Similarly, it is entirely my experience that human beings everywhere are, to a greater or lesser extent, "racist". Once I subscribed to that fond middle-class Leftist myth that only white guys like me can be racist, but then I went to Japan, and the Middle East, and elsewhere. People are racist. You realise this when you get spat on and called a "white devil". In most cases, though, it is a low-level thing. Hardened racists are as rare as full-scale smack addicts, but racism nevertheless seems to me to be part of the human lot. People mark differences between each other and will discriminate accordingly. They will. We should accept this about people. At the same time, of course we ought to stop racially motivated violence, incitement and harassment and the most blatant and harmful expressions of racialism. So too we ought to encourage and nurture a culture of racial harmony and tolerance. But there will always be bigots and the cure for that is much, much worse than the disease. The Australian Attorney-General said in parliament last week, "People have a right to be bigots." In my view, it is not so much a question of "rights" as a question of reality. People will be bigots, is the point.
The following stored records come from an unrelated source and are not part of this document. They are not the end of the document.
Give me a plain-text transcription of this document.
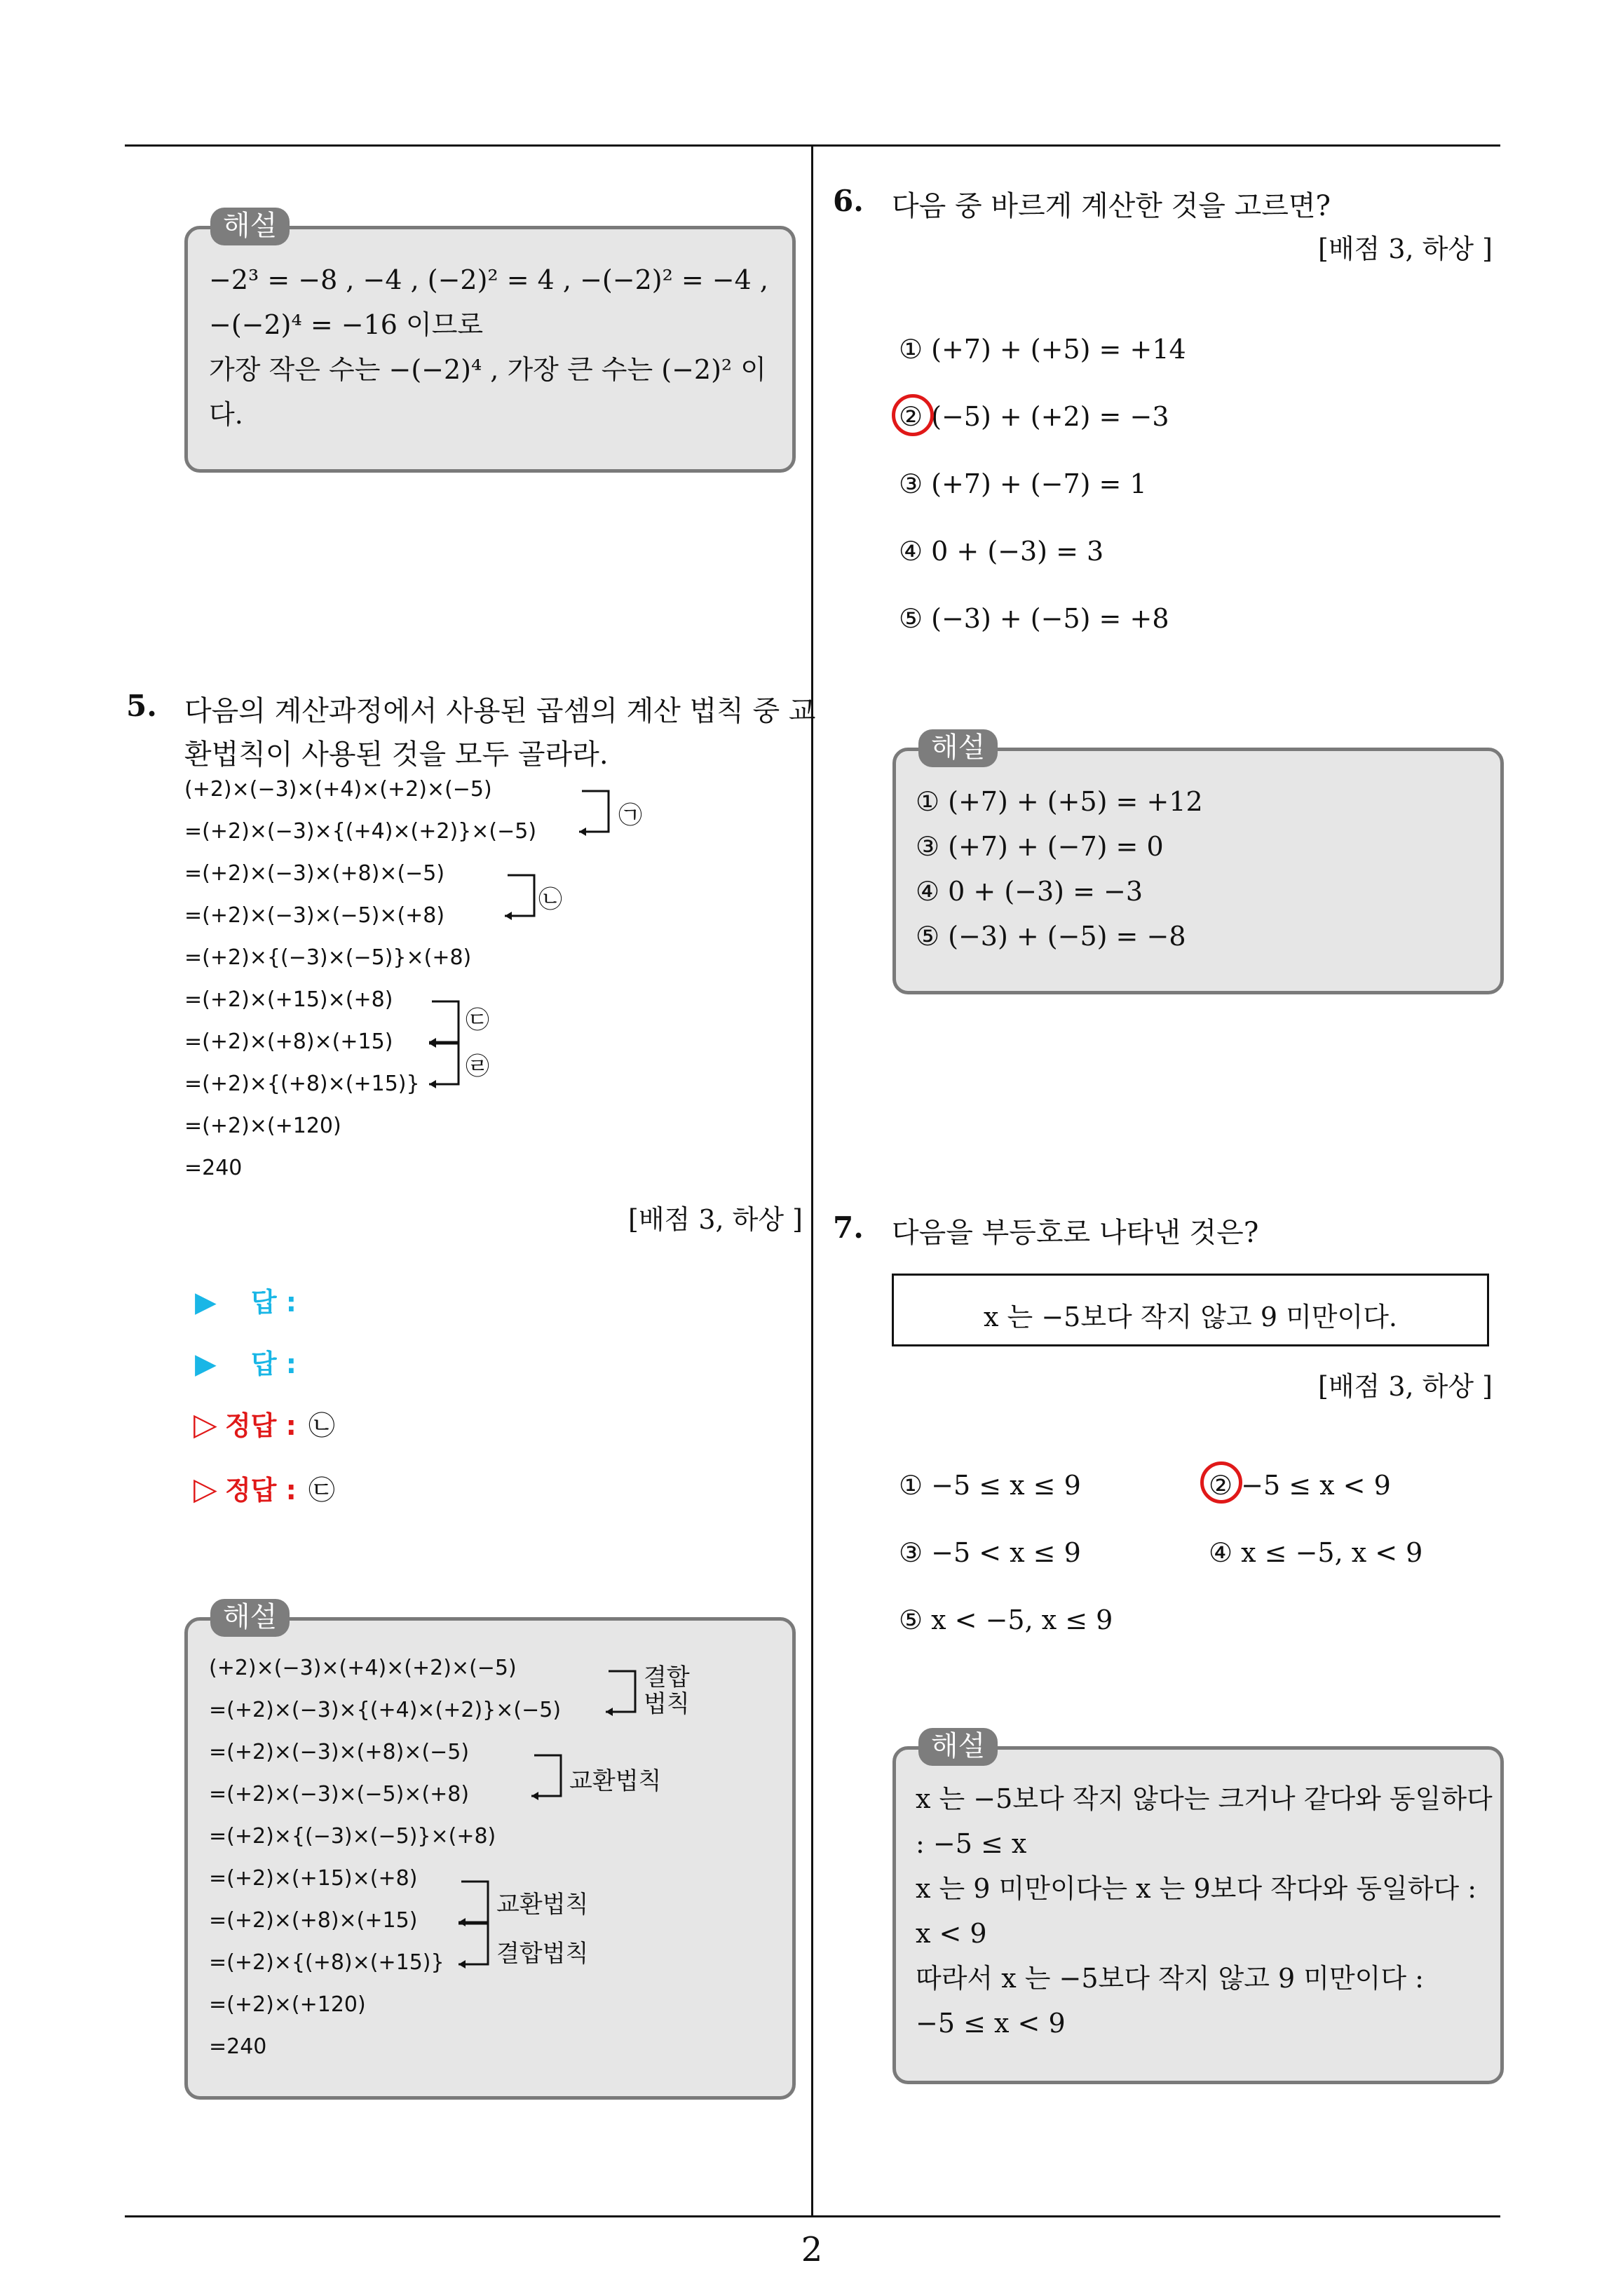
2
−2³ = −8 , −4 , (−2)² = 4 , −(−2)² = −4 ,
−(−2)⁴ = −16 이므로
가장 작은 수는 −(−2)⁴ , 가장 큰 수는 (−2)² 이
다.
해설
5. 다음의 계산과정에서 사용된 곱셈의 계산 법칙 중 교
환법칙이 사용된 것을 모두 골라라.
(+2)×(−3)×(+4)×(+2)×(−5)
=(+2)×(−3)×{(+4)×(+2)}×(−5)
=(+2)×(−3)×(+8)×(−5)
=(+2)×(−3)×(−5)×(+8)
=(+2)×{(−3)×(−5)}×(+8)
=(+2)×(+15)×(+8)
=(+2)×(+8)×(+15)
=(+2)×{(+8)×(+15)}
=(+2)×(+120)
=240
㉠
㉡
㉢
㉣
[배점 3, 하상 ]
▶ 답 :
▶ 답 :
▷ 정답 : ㉡
▷ 정답 : ㉢
(+2)×(−3)×(+4)×(+2)×(−5)
=(+2)×(−3)×{(+4)×(+2)}×(−5)
=(+2)×(−3)×(+8)×(−5)
=(+2)×(−3)×(−5)×(+8)
=(+2)×{(−3)×(−5)}×(+8)
=(+2)×(+15)×(+8)
=(+2)×(+8)×(+15)
=(+2)×{(+8)×(+15)}
=(+2)×(+120)
=240
결합
법칙
교환법칙
교환법칙
결합법칙
해설
6. 다음 중 바르게 계산한 것을 고르면?
[배점 3, 하상 ]
① (+7) + (+5) = +14
② (−5) + (+2) = −3
③ (+7) + (−7) = 1
④ 0 + (−3) = 3
⑤ (−3) + (−5) = +8
① (+7) + (+5) = +12
③ (+7) + (−7) = 0
④ 0 + (−3) = −3
⑤ (−3) + (−5) = −8
해설
7. 다음을 부등호로 나타낸 것은?
x 는 −5보다 작지 않고 9 미만이다.
[배점 3, 하상 ]
① −5 ≤ x ≤ 9	② −5 ≤ x < 9
③ −5 < x ≤ 9	④ x ≤ −5, x < 9
⑤ x < −5, x ≤ 9
x 는 −5보다 작지 않다는 크거나 같다와 동일하다
: −5 ≤ x
x 는 9 미만이다는 x 는 9보다 작다와 동일하다 :
x < 9
따라서 x 는 −5보다 작지 않고 9 미만이다 :
−5 ≤ x < 9
해설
But they don't have to right to victimize, malign, incite, inflict harm or burn synagogues because of it.
Where one draws the line in either case is a matter of further debate and may need to shift from time to time. (Changing circumstances is also part of reality.) I would tend to err in favour of personal liberty, an unobtrusive State, and to give people a fair amount of slack. When I discover that my highly respected barrister snorts a few lines of cocaine in his spare time, well, so what, as long as he convinces the jury to find me not guilty. It is entirely his business, frankly. And when I discover that my neighbour would prefer not to rent out his house to Asians, who he regards as "smelly", I'm not going to report him to the Thought Police at the Racial Discrimination Board. It's low-level racism, distasteful certainly, but so what? On cultural differences, most Asians are hard-working and good tenants compared to many of the local Aussie bogans anyway. It's his property and his loss. (He's otherwise a nice bloke and says he doesn't mind Greeks... )
Soldiers engaged in these wars will, I know, insist that there is no parallel to be made. I think there is. In both cases, zealous activists and self-righteous busy-bodies want to engineer a utopia that is contra natura, and they are happy to resort to totalitarian means to do it. In both cases, intrusive do-gooders want to control what everyone else is thinking and doing. I don't trust them. We must remember the limits of prudent social control. You can't legislate away the human propensity to use recreational substances, nor their propensity to discriminate between observable racial characteristics. There are some evils that we just have to live with - within prudent limits. That's because people are people. I do not trust activists and warmongers, Left or Right, who have lost sight of this simple humility.